Today, however, was proving to be an exception.
He heard a sound, glanced toward the door, but returned his attention to the task at hand.
By her look, Sarah was evidently annoyed at him.
Access to this room was restricted. Besides himself, only Sarah was allowed in, due to the danger of the medications stored here. As it was, his staff only numbered three: Brody, a young stable boy, and Sarah, along with a woman who came in twice a year to help with the heavy cleaning.
He finished corking the bottles and put them in the bottom of his bag. Only then did he turn and face his housekeeper’s wrath.
“You’re late,” Sarah said, both hands fisted on her hips, a frown transforming her genial face. Her white hair gleamed in the lamplight, looking like a halo. She was short and nearly child-size, but filled with such energy that he rarely noticed her stature. Lines crisscrossed her face, mapping the toll of poverty and suffering of her early years.
However, her brown eyes were warm and filled with good humor. Not unexpected, since she was one of the most generous and compassionate people he knew.
Sarah had been one of his patients in Old Town, and when he’d moved here, he offered her the position. Not once had he regretted it.

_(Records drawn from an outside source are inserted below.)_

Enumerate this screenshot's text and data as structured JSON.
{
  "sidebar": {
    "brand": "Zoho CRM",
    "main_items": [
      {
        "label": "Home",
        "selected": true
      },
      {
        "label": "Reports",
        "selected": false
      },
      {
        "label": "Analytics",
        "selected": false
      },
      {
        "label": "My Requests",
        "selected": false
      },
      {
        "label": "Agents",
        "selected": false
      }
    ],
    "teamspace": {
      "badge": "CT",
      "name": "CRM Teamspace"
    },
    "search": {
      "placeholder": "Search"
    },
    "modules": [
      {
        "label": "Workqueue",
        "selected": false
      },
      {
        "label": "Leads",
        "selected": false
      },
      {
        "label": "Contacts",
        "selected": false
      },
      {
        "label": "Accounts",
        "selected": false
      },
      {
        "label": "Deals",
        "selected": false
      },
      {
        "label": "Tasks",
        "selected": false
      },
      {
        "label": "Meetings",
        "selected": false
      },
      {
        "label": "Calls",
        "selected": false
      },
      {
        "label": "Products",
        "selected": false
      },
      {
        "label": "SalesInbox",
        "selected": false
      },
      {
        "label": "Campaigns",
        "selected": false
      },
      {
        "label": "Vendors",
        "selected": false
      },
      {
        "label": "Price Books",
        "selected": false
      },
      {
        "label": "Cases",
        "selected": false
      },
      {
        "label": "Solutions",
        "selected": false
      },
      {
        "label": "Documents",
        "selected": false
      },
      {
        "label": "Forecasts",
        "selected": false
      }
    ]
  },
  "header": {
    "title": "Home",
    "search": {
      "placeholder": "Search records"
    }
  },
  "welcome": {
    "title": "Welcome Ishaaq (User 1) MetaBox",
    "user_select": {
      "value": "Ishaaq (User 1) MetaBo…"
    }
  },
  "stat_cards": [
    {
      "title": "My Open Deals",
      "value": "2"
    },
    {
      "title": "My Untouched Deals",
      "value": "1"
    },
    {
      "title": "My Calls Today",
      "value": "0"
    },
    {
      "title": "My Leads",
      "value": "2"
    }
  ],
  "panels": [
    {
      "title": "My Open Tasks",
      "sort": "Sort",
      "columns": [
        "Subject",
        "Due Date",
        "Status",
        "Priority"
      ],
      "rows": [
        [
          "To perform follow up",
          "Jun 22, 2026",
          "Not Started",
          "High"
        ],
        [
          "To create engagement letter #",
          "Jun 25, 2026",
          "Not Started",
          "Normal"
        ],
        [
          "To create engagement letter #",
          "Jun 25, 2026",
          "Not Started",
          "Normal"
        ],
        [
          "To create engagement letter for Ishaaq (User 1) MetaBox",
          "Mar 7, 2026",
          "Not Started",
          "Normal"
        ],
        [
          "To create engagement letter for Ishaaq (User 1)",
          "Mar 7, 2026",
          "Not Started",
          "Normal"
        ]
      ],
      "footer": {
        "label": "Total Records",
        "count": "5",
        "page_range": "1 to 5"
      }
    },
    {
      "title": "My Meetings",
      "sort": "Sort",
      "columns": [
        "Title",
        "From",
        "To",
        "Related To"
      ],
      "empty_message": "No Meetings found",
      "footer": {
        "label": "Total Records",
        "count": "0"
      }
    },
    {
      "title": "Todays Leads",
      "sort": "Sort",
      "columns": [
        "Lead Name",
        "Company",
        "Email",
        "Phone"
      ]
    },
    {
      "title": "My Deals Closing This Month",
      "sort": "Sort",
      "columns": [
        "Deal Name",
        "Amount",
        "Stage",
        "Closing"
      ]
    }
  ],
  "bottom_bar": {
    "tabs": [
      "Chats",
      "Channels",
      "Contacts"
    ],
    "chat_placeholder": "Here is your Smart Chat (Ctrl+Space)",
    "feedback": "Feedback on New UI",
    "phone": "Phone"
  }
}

In addition to keeping him in clean clothes and a tidy house, she also advised him of his Old Town patients, having kept in touch with her former neighbors and relatives.
“Did I miss dinner?” he asked, knowing he had.
“You’re forever missing dinner. I’ve learned to put it back.” She folded her arms, studying him. “You’re tired,” she said.
“I am at that.”
“You work too hard.”
He only shrugged. They’d had this conversation before, many times.
“I might be missing dinner in the next few days,” he said. “I’m about to do something foolish.” It was better to be honest with Sarah from the beginning.